To: Peter Dierks who wrote (286)12/28/2005 11:08:28 AM
From: carranza2  Read Replies (2) | Respond to of 1277
 
Thanks. I'll look for it.

The Taber book has a lot of information on the methods used by both the French and the Californians, which except for a few exceptions, like a secondary fermentation of red wine on the part of the Californians, were essentially identical in the 1970s.

A fascinating subject. The Californians who were on the cutting edge of the wine industry in the mid 1970s made a bloody fortune.

The Taber book makes an interesting point that I knew nothing about. If a small amount of oxygen is injected into a bad red wine at some point of the aging process, it softens the tannins normally associated with cheap wine. Doing this will fool a lot of relatively unsophisticated palates, like mine, into thinking the wine is excellent.

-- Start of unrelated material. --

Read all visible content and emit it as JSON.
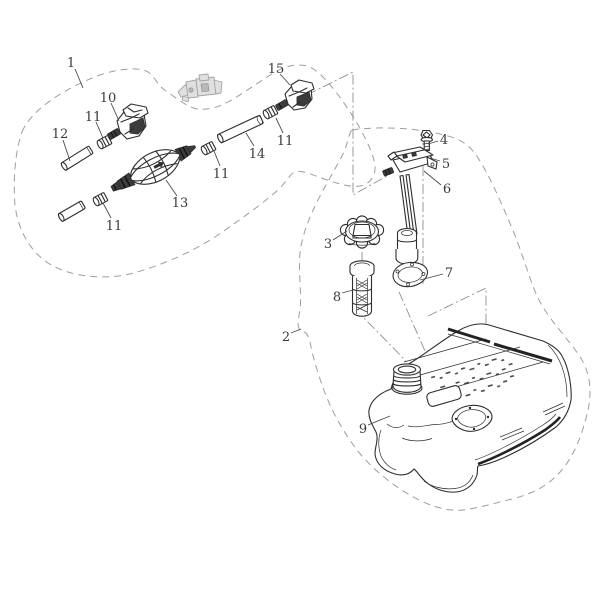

I have a friend whose deceased father was quite sophisticated concerning wine. We do her family a huge favor each summer when they visit NO for a few weeks, allowing her to have the run of our house while my family is at work. Since I have a swimming pool, this is a nice thing to have access to during a NO Summer. In return, she leaves a bottle or two of wine from her dad's cellar as a gift. So far, she has given us a 1976 Stag's Leap Merlot, good for historical value only as it was unfortunately corked, a 1991 Guigal Cote de Rhone, a Lalonnde, I think, which was the best bottle of wine I have ever had in my life, and a 1989 Lynch Bages Pauillac that we had this Christmas, which competed strongly with the Rhone. I shudder when I look up the prices on these gifts as there is no way I would pay that much for a bottle of wine, ever. My palate is simply not sophisticated enough to distinguish all the various things folks taste. A reason why I post here.

I do have a recommendation in the $20 range. I picked up a few bottles in Houston of the Rothschild special Reserve Medoc, whose year I cannot recall. I had previously drunk the Pauillac, which was excellent. You might be aware that these wines are made from the grapes rejected for the higher end Rothschild wines, but in my book they are terrific and tremendous values. I have raved about the Pauillac before. The Medoc, however, is even better and at more or less $20 per bottles, an unbelievable bargain.